Sunffleupagus, first try and the questions were pretty vague... :lol:


----------



## legalskier (Sep 22, 2010)

I tried to ask whether he is offended that this thread calls him the "Askinator."  No response, so I guess he's cool with it.


----------



## Greg (Sep 22, 2010)

Apollo Creed, Thunderlips and Clubber Lang - all first try.


----------



## NYDrew (Sep 22, 2010)

Little Drew where the sun don't shine....he got it first try!!!!!!!!!!!!!!!!!!!  Really!

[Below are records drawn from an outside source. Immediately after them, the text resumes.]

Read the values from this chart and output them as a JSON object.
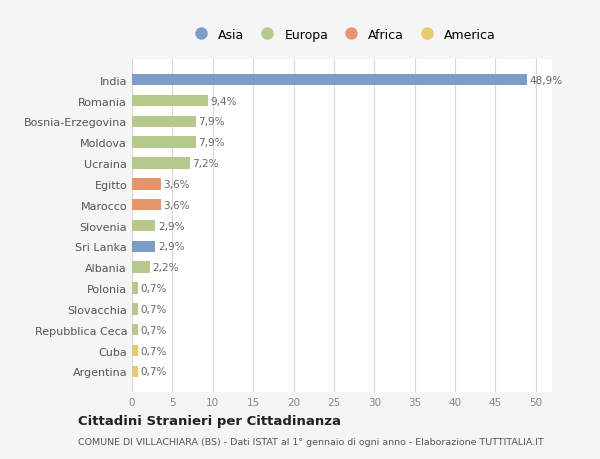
{
  "countries": [
    "India",
    "Romania",
    "Bosnia-Erzegovina",
    "Moldova",
    "Ucraina",
    "Egitto",
    "Marocco",
    "Slovenia",
    "Sri Lanka",
    "Albania",
    "Polonia",
    "Slovacchia",
    "Repubblica Ceca",
    "Cuba",
    "Argentina"
  ],
  "values": [
    48.9,
    9.4,
    7.9,
    7.9,
    7.2,
    3.6,
    3.6,
    2.9,
    2.9,
    2.2,
    0.7,
    0.7,
    0.7,
    0.7,
    0.7
  ],
  "labels": [
    "48,9%",
    "9,4%",
    "7,9%",
    "7,9%",
    "7,2%",
    "3,6%",
    "3,6%",
    "2,9%",
    "2,9%",
    "2,2%",
    "0,7%",
    "0,7%",
    "0,7%",
    "0,7%",
    "0,7%"
  ],
  "colors": [
    "#7b9dc8",
    "#b5c98a",
    "#b5c98a",
    "#b5c98a",
    "#b5c98a",
    "#e8956d",
    "#e8956d",
    "#b5c98a",
    "#7b9dc8",
    "#b5c98a",
    "#b5c98a",
    "#b5c98a",
    "#b5c98a",
    "#e8c96d",
    "#e8c96d"
  ],
  "legend_labels": [
    "Asia",
    "Europa",
    "Africa",
    "America"
  ],
  "legend_colors": [
    "#7b9dc8",
    "#b5c98a",
    "#e8956d",
    "#e8c96d"
  ],
  "xlim": [
    0,
    52
  ],
  "xticks": [
    0,
    5,
    10,
    15,
    20,
    25,
    30,
    35,
    40,
    45,
    50
  ],
  "title": "Cittadini Stranieri per Cittadinanza",
  "subtitle": "COMUNE DI VILLACHIARA (BS) - Dati ISTAT al 1° gennaio di ogni anno - Elaborazione TUTTITALIA.IT",
  "background_color": "#f5f5f5",
  "bar_background": "#ffffff"
}
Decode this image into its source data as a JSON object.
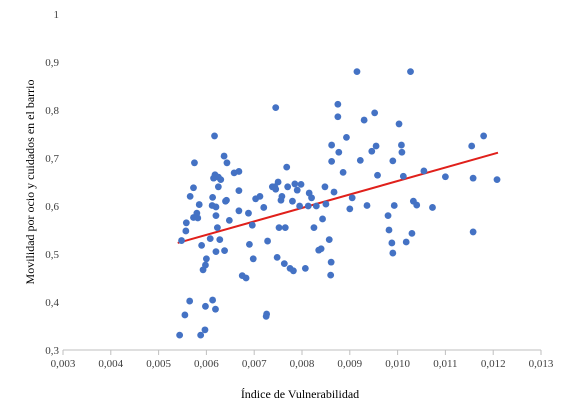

Genie From Aladdin..first try

Beavis...first try

Ba'al from Stargate...second try, first try Micheal from Stargate.


----------



## bvibert (Sep 22, 2010)

Greg said:


> Airwolf. :lol: First try.



I did Stringfellow Hawke a couple days ago and he got it...


----------



## bvibert (Sep 22, 2010)

I was able to stump him with Monique from Better off Dead...


----------



## wa-loaf (Sep 22, 2010)

Got Reinhold Messner and I didn't think he was going that way with the questions.


----------



## jaywbigred (Sep 23, 2010)

Got Martin Brodeur, Will Hunting, and Bob Vance (Vance Refrigeration), Brutus the Buckeye, Shane Botwin (Weeds), and Silvio Dante (second guess; first guess was Paulie Walnuts), Earl (from Toe Jam and Earl...third guess...first was some dragon video game, second was Toe Jam!)

Did not get Beverly D'angelo (was in database but Bo Derek, other 80s hotties were guesses), A.J. Kitt (Kevin Pearce, Bode Miller), Snots the dog (Sam from I am Legend; Rin Tin Tin), Dexter Rutecki (not close), Ezra Cornell (was in database but guessed Oliver Wendell Holmes, Henry David Thoreau), Felix Frankfurter (Clarence Darrow, Oliver Wendell Holmes), Tom Kite (Arnold Palmer, Tom Watson), Chris Terreri (Mike Richter, Ed Belfour, Tony LaRussa), Jack White (M. Ward, the guy from Xiu Xiu, the guy from Okkervil River)


----------



## Riverskier (Sep 23, 2010)

Wow, it got Peter Steele the lead singer of Type O Negative. My favorite band of all time, but one most people have never even heard of.


----------